Dust and consequently indoor air contains physiologically reactive agents originating from outdoor air and various sources indoors including microbes. In addition to microbial cells, spores and metabolites such as mycotoxins, also fragments and structural components such as polysaccharides, endotoxins and (1→3)-β-d-glucans are present (Rao et al., 2005). Part of the dust particles are airborne and small enough to be inhaled all the way to alveolar level of the lungs, where the macrophages make their effort to destroy the foreign agents. As a result, the production of inflammatory mediators and amount of activated cells in the airways are increased, leading to local inflammatory reaction (Sibille and Marchandise, 1993). If this inflammatory reaction is excessive or sustained for too long, it may damage the surrounding tissues and lead to the unspecific symptoms typical for occupants staying in buildings with mold contamination.
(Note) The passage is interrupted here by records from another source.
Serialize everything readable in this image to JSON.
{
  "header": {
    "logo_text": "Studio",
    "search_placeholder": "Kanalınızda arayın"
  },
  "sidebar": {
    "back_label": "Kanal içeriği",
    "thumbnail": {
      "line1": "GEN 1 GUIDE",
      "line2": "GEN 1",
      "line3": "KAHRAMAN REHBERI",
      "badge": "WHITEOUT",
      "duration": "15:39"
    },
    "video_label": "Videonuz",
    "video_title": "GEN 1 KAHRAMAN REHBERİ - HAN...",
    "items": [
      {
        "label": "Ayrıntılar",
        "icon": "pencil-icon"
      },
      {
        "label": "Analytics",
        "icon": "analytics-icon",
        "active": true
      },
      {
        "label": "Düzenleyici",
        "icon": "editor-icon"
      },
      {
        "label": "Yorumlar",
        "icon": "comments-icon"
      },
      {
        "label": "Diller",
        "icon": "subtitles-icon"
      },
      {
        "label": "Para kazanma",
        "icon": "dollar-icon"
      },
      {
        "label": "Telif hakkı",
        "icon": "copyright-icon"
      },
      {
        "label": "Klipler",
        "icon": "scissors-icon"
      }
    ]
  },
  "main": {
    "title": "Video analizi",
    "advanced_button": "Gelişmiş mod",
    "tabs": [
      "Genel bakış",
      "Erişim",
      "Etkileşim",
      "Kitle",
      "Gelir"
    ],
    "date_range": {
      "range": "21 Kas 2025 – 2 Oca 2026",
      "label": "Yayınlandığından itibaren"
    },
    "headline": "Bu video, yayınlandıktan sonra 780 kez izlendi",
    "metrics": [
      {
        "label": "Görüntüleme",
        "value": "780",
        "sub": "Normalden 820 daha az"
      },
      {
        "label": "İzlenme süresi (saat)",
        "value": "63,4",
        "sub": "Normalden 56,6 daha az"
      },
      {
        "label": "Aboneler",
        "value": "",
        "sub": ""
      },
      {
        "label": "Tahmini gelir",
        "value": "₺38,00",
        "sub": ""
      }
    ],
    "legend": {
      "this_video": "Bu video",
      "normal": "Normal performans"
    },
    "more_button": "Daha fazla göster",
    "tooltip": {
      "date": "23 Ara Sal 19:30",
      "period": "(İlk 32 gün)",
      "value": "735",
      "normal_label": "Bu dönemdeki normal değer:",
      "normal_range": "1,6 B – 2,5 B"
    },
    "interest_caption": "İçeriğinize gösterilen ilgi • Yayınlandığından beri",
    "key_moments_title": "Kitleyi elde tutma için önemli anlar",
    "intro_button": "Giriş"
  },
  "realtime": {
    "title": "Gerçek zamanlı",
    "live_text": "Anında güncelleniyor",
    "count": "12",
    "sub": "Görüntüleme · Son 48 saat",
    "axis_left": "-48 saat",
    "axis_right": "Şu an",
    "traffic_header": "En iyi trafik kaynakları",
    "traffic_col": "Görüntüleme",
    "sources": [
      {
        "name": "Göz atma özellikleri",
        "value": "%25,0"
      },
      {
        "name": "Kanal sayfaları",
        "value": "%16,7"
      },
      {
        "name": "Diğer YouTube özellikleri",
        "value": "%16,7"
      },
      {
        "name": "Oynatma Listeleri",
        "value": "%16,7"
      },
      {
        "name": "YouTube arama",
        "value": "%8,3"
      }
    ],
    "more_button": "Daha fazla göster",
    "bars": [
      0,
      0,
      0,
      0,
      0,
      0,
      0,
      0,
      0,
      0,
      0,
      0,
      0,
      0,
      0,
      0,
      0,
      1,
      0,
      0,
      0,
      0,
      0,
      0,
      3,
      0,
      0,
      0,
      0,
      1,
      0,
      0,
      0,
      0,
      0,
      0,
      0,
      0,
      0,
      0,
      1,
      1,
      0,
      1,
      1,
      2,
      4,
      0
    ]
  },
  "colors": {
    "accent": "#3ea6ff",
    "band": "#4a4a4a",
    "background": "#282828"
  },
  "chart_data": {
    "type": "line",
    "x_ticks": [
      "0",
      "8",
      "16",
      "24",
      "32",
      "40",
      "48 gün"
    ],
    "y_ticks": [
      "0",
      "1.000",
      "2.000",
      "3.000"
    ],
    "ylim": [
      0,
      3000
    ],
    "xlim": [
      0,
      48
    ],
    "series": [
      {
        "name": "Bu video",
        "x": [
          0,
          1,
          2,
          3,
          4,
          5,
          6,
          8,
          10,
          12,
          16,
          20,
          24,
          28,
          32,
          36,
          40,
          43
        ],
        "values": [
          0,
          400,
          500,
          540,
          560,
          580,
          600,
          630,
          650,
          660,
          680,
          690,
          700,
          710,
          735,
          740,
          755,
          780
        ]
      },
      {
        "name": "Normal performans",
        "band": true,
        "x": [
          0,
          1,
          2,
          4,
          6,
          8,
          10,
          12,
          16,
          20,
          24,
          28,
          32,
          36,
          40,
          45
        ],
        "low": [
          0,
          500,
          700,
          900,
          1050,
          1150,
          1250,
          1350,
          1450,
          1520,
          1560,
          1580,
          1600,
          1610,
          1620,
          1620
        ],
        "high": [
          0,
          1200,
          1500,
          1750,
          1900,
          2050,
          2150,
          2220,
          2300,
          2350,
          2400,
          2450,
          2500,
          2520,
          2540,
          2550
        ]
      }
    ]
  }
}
The markers mediating inflammatory reaction include nitric oxide (NO) and cytokines such as tumor necrosis factor (TNF)α and interleukin (IL)-6. A study of teachers working in a moisture- and mold-damaged school building showed, that levels of these inflammatory markers in nasal lavage fluid were higher compared to control group, and decreased significantly during absence from the moldy environment (Hirvonen et al., 1999). The same inflammatory markers have been measured from cell cultures and mouse model in experimental studies on the immunotoxic potential of moldy house microbes (Huttunen 2003; Jussila 2003). The potential of organic dust to induce production of inflammatory mediators in cell culture systems has also been utilized to compare different indoor environments (Allermann and Poulsen, 2000), but there are no studies available about immunotoxic properties of airborne particles collected in intervention studies.

Thorough repairs of mold- and moisture-damaged buildings have been shown to decrease the frequency of reported symptoms among the occupants and also the counts of viable airborne fungi (Meklin et al., 2005). However, the usually low concentrations of viable fungi in office-type environments do not necessarily reflect the presence of various harmful agents in the indoor air (Salonen et al., 2007). Therefore, we monitored the overall biological activity of the particle material when evaluating the effect of renovation on quality of indoor air.

The aim of this study was to follow the success of repairs in two locations by characterizing the changes in indoor air quality with analyses of airborne particles collected before and after renovation. In addition to particle counts, the immunotoxicological activity and microbiological characteristics of the collected filter samples were determined. Samples taken before and after renovations were also compared with samples collected from reference buildings and outdoors.